As a first step, let’s understand…… What is an investment portfolio? The investment portfolio is nothing but a basket of assets and investments. The portfolio consists of Shares, Bonds, Debentures, Mutual Funds, Bank Fixed Deposits, Other debt investments, PPF, Gold, Property, etc. In short, any asset or investment which you have, can be considered in your investment portfolio.
Do you need different types of Portfolios?
It is important to avoid chaos in your investment. However, you also need to segregate the investments according to the changing needs at a particular point. Maintaining different portfolios is a disciplined way of managing your finances. Achieving your goal will be much easier and faster by adopting this strategy.
What are the types of Portfolios?
Based on Time Frame:
- If your time frame is up to 3-4 years, you need to create a short-term portfolio. Liquidity and safety of capital are more important than returns in this type of portfolio. It consists of Debt/Liquid Mutual Funds, Bank FD, Bank RD.
- If your time frame is up to 5-7 years, you need to create a Medium-term portfolio. Moderate returns and capital appreciation are more important in this portfolio but without taking a high risk. It consists of Debt Mutual Funds, Hybrid Mutual Funds, Bank FD, National Saving Certificate, Other Post office investments.
- If your time frame is above 7 years, you need to create a Long term portfolio. High returns over inflation and wealth creation are the priority in this portfolio. It mainly contains Shares (Direct Equity) and Equity Mutual Funds, but investors can invest partial amounts in PPF/ NPS for stability, diversification, and tax efficiency.
Based on Risk Profile:
- If you are very conservative in nature and don’t want to take any risk, then guaranteed income schemes such as Post office schemes (Backed by Government) are suitable. In the Mutual Fund category, liquid mutual funds are most suitable. Here, safety of capital is of utmost importance than returns. However, if you have a long-term view, a combination of selective Mutual Funds and long-term debt schemes can be explored.
- If you are conservative in nature and want safety and stability of capital by taking very little risk, Debt or Conservative Hybrid Mutual Funds, Bonds, Debentures are most suitable. You can also explore NPS or PPF apart from Mutual Funds.
- If you are a moderate risk taker that means you want safety and stability of capital along with the appreciation of capital. For that, you are ready to take the average risk. Hybrid, Debt, and Large Cap Mutual Funds are most suitable for Moderate investors. Gold in the digital form can also be considered.
- Growth in the portfolio is what matters for aggressive investors. It is important to have a long-term view for growth as Power of Compounding works if there is consistency and discipline in the investment. Equity Mutual Funds are the best way to invest for aggressive investors.
- and financial freedom in the long term. A very Aggressive portfolio focuses on Equity. Potential returns in the category are highest and so is the risk. Very Aggressive investors can go with Stocks, Equity Mutual Funds, International Equity. Additionally, they may explore the PMS (Portfolio Management Scheme) if they have adequate net worth and accumulated corpus.

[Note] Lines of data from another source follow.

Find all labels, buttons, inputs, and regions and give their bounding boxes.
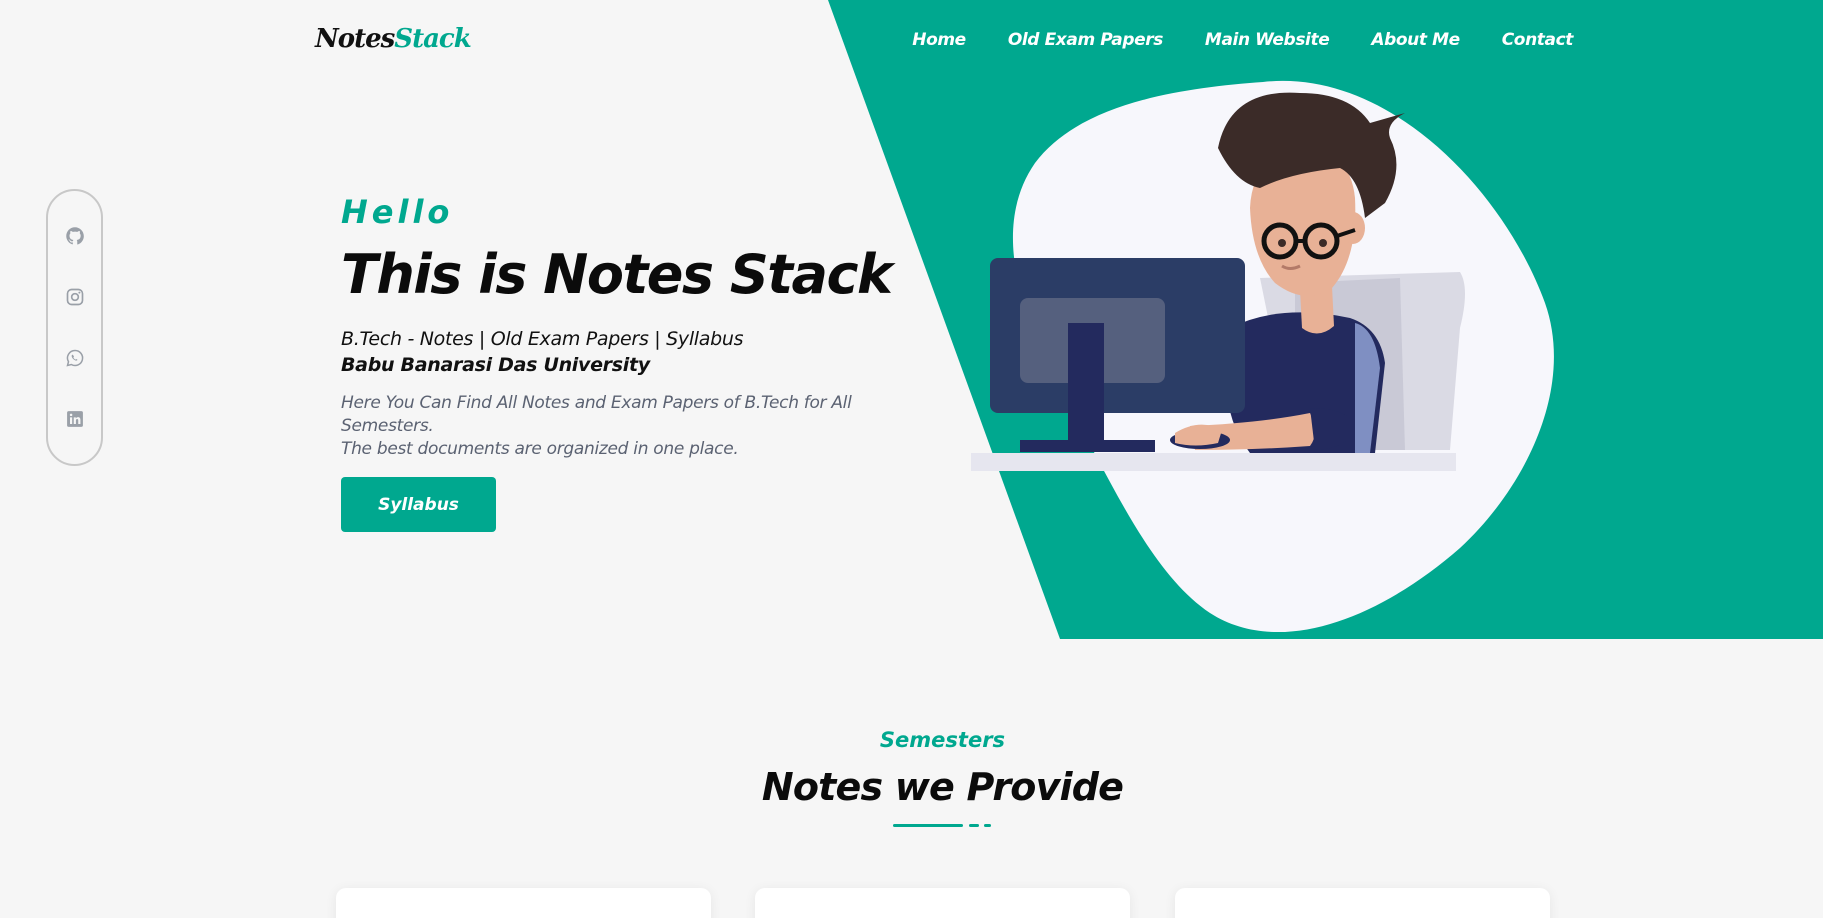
- developer-illustration: [971, 80, 1554, 633]
- social-links-bar: [46, 189, 103, 466]
- hero-university: Babu Banarasi Das University: [341, 354, 650, 376]
- hero-greeting: Hello: [341, 193, 454, 231]
- semester-card[interactable]: [1175, 888, 1550, 918]
- nav-contact[interactable]: Contact: [1502, 30, 1574, 50]
- hero-description-line-1: Here You Can Find All Notes and Exam Pap…: [341, 393, 852, 436]
- nav-home[interactable]: Home: [912, 30, 966, 50]
- main-nav: Home Old Exam Papers Main Website About …: [912, 30, 1573, 50]
- section-underline: [893, 824, 993, 828]
- hero-description-line-2: The best documents are organized in one …: [341, 439, 739, 459]
- logo-part-notes: Notes: [315, 24, 395, 54]
- semester-card[interactable]: [755, 888, 1130, 918]
- instagram-icon[interactable]: [64, 286, 86, 308]
- hero-title: This is Notes Stack: [341, 243, 893, 306]
- nav-old-exam-papers[interactable]: Old Exam Papers: [1008, 30, 1163, 50]
- whatsapp-icon[interactable]: [64, 347, 86, 369]
- section-label: Semesters: [879, 728, 1006, 752]
- hero-section: Hello This is Notes Stack B.Tech - Notes…: [341, 193, 941, 532]
- section-title: Notes we Provide: [761, 765, 1124, 809]
- github-icon[interactable]: [64, 225, 86, 247]
- site-logo[interactable]: NotesStack: [315, 24, 472, 54]
- nav-main-website[interactable]: Main Website: [1205, 30, 1330, 50]
- nav-about-me[interactable]: About Me: [1371, 30, 1460, 50]
- logo-part-stack: Stack: [394, 24, 471, 54]
- linkedin-icon[interactable]: [64, 408, 86, 430]
- hero-subtitle: B.Tech - Notes | Old Exam Papers | Sylla…: [341, 328, 744, 350]
- semester-card[interactable]: [336, 888, 711, 918]
- hero-description: Here You Can Find All Notes and Exam Pap…: [341, 392, 941, 461]
- syllabus-button[interactable]: Syllabus: [341, 477, 496, 532]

- One point to be noted here is though the investor is very aggressive, in a few goals, he should adopt a conservative approach such as in creating a portfolio for Emergency purposes.
Based on Purpose
- This type of portfolio mainly focuses more on steady income flow from investments rather than capital appreciation. Those who desire regular income or retired investors can create an Income Portfolio. You can invest in Debt /Hybrid Mutual funds that pay regular dividends and Bonds/Debentures that pay regular interest. Another option is rental income from property or interest income from investment. The main agenda of the income portfolio is earning steady income without disturbing the principal amount.
- Investors having a long-term view and risk-taking ability can create a Growth Portfolio. For Growth Portfolio, Stocks (Direct Equity), and Equity Mutual Funds, NPS are the best options. Young investors should seek growth in the long term, ideally, it is a long-term portfolio.
- Value Portfolio is created by investing money in such kinds of assets that are undervalued (Price is below its potential). When the share market is not performing well, investors can select undervalued companies and invest the money. When the market recovers, the portfolio can earn substantial returns. This value strategy is for long-term investors. The best way to create this portfolio is to invest in Value-Oriented Mutual Funds.
- This is a very effective and practical way to create a portfolio. Firstly you need to list down your goals, the amount required for that goal, future value, time frame, and priority of that goal. Based on all these factors, you need to create a portfolio. If you allocate a particular set of investments to your goals, there are more chances to achieve it and fewer chances of unnecessary withdrawals.
Let’s group the portfolios that can be created with a kind of similar strategy, though not exactly the same.
In short, you need to choose your portfolio according to your needs. There are different types of portfolio to choose from according to your need.